In a tour-de-force of cryo-electron microscopy (cryo-EM), UC San Francisco researchers have become to the first to solve the structure of a hard-working protein that helps reload neurons for repeated firing, enabling signals to be relayed along nerve pathways throughout the brain.
More importantly, the scientists were able to use the structure of the protein, a vesicular glutamate transporter (VGLUT2), to determine how it most likely works, potentially a first step in drug development.
The study, published online in Science on May 22, 2020, was led by first author Fei Li, PhD, a UCSF postdoctoral scholar, along with principal investigators Robert Edwards, MD, professor of neurology and physiology, and Robert Stroud, PhD, professor of biochemistry and biophysics.
Glutamate is an “excitatory” neurotransmitter that plays a role in essentially all functions of the brain. When it is released by vesicles within a firing neuron into the gap between neurons, called the synapse, the neurotransmitter makes it more likely that the downstream neuron also fires.
Whether you’re a jellyfish or a human, VGLUTs are so vital for recycling glutamate that even small mutations in their DNA are likely be incompatible with life. The transporters, by loading vesicles that continually fuse with the synaptic membrane to release the neurotransmitter – only to reform and begin the cycle over again – make it possible for the neuron to transmit electrical signals hundreds of times per second.
But too much firing of glutamate-driven nerve circuitry can result in epilepsy. Excessive release of glutamate during ischemic stroke can actually contribute to the death of neurons, a process called “excitotoxicity.” Excitotoxicity also is thought to play a role in chronic neurodegenerative diseases, including Alzheimer’s, Parkinson’s, and amyotrophic lateral sclerosis (ALS).
No specific role has been discovered yet for VGLUT proteins in these diseases, but the subtle mechanisms for regulating its activity identified by the researchers define the parameters of normal brain function, according to Edwards.
“We have identified mechanisms based on this structure which could regulate glutamate availability, and which upon further investigation might reveal a way to pharmaceutically manipulate the functioning of the transporter and vesicle to prevent glutamate from being released in the wrong place, in the wrong amount at the wrong time,” he said.
Li and her senior collaborators found that the complex mechanism involves two positively charged pieces of the VGLUT2 protein grasping onto negatively charged glutamate molecules. They also figured out how chloride moves through VGLUT2 in the opposite direction to power packaging glutamate into synaptic vesicles. In addition, they determined how all these actions depend on low vesicle pH, restricting VGLUT2 activity to the vesicle rather than the cell surface.
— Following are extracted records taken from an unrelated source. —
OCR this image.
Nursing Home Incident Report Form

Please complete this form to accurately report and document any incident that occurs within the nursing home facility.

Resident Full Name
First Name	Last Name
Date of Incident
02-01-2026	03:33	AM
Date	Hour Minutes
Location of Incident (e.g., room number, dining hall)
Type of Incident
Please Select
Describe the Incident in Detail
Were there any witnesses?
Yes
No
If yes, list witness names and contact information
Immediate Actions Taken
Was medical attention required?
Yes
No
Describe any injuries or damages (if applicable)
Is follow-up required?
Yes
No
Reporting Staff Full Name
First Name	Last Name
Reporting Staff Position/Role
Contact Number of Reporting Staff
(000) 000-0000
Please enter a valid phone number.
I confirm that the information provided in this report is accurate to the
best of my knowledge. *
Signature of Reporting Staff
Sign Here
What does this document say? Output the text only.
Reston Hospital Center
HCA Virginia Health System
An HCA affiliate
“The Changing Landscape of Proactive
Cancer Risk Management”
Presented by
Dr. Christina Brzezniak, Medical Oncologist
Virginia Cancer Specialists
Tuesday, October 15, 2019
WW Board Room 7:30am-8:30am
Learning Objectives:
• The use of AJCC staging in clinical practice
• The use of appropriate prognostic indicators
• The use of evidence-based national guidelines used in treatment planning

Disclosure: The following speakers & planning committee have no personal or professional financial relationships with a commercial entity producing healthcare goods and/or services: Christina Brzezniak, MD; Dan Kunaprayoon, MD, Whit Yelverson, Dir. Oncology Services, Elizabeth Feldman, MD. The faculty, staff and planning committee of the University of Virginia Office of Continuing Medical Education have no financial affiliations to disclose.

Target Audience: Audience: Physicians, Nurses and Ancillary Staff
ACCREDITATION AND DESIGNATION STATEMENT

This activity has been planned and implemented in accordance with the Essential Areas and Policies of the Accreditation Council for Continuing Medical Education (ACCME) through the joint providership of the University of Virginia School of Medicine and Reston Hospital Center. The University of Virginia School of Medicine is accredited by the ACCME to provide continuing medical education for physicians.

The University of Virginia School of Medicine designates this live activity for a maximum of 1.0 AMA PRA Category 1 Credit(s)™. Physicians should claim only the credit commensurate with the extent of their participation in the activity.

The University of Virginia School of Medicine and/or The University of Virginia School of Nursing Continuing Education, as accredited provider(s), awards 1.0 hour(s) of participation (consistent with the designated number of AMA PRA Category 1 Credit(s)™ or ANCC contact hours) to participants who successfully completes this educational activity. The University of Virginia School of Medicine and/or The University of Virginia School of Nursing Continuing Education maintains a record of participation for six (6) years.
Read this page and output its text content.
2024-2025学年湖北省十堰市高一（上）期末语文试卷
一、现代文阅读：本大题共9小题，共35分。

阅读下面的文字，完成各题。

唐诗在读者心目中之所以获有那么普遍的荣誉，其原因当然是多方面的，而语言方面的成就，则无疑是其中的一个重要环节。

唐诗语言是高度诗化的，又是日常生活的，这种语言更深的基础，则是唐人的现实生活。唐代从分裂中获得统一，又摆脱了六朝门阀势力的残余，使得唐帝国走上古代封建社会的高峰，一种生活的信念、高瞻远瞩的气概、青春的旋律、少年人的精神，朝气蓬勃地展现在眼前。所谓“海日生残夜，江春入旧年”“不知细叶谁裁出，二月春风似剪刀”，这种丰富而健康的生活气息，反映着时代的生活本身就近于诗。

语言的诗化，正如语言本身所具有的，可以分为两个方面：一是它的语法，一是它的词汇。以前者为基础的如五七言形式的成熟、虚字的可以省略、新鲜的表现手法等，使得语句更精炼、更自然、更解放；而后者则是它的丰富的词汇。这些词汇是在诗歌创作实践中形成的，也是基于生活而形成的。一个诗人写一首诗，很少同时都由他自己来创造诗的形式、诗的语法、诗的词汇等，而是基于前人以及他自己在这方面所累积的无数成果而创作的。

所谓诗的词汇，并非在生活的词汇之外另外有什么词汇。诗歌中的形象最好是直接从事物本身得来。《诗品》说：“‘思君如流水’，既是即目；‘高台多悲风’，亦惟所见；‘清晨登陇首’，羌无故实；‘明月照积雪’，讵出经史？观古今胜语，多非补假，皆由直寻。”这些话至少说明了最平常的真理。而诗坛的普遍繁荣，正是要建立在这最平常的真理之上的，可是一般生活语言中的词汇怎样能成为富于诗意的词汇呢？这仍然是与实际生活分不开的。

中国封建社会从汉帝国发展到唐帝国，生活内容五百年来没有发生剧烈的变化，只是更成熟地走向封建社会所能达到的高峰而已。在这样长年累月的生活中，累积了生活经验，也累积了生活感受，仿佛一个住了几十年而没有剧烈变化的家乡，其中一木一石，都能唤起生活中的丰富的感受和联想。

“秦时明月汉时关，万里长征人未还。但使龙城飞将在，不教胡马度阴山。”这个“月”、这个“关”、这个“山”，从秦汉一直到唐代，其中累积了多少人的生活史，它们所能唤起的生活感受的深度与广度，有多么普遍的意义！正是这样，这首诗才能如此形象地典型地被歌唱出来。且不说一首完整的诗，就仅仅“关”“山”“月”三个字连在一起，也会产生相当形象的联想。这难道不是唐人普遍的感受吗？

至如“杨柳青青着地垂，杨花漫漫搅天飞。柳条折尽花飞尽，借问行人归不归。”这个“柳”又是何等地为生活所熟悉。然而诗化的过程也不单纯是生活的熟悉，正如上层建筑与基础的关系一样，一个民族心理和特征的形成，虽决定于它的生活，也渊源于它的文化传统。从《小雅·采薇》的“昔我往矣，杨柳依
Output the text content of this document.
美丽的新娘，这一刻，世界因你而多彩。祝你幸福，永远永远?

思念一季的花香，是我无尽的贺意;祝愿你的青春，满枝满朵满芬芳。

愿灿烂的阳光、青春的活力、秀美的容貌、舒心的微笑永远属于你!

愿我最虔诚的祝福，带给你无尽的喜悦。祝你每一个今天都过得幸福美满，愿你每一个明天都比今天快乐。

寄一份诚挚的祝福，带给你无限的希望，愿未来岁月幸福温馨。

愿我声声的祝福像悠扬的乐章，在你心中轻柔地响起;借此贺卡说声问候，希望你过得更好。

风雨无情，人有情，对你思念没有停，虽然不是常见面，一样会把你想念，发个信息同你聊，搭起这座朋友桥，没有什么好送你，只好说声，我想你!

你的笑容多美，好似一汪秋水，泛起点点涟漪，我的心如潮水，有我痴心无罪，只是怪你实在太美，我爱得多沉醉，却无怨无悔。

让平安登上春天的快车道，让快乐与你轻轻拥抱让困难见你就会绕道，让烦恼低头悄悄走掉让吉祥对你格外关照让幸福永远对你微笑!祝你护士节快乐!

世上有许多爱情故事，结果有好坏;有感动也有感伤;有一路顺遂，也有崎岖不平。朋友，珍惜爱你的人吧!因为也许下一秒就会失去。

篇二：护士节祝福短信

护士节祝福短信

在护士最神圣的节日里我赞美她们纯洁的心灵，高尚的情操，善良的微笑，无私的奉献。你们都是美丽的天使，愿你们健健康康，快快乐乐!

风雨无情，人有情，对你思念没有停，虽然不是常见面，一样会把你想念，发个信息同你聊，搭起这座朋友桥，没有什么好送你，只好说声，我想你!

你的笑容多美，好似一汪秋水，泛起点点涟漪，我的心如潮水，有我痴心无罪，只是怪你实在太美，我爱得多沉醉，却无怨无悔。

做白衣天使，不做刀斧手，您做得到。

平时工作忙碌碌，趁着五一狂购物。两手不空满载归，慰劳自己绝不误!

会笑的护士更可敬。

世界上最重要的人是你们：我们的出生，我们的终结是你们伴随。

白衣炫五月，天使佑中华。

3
To resolve the protein’s structure in sufficient detail to make these discoveries, the researchers had to grapple with challenges posed by the protein’s small size, Stroud said. So did the fact that, like other proteins that transport chemicals across membranes, dynamic changes in the shape of VGLUT2 make it difficult to take a snapshot of a single state within the surrounding vesicle membrane. But advances in CryoEM technology developed by David Agard, PhD, and colleagues at UCSF ultimately proved up to the task.
“This is the first structural determination of a neurotransmitter transporter that loads synaptic vesicles and one of the very smallest structures ever determined by cryo-EM,” Stroud said. “By using detectors developed at UCSF that can directly detect single electrons, we can obtain pictures quickly and assemble them into movies. We use powerful algorithms to analyze these multiple images to correct for the very small motion caused by bombardment with electrons, yielding much greater resolution.”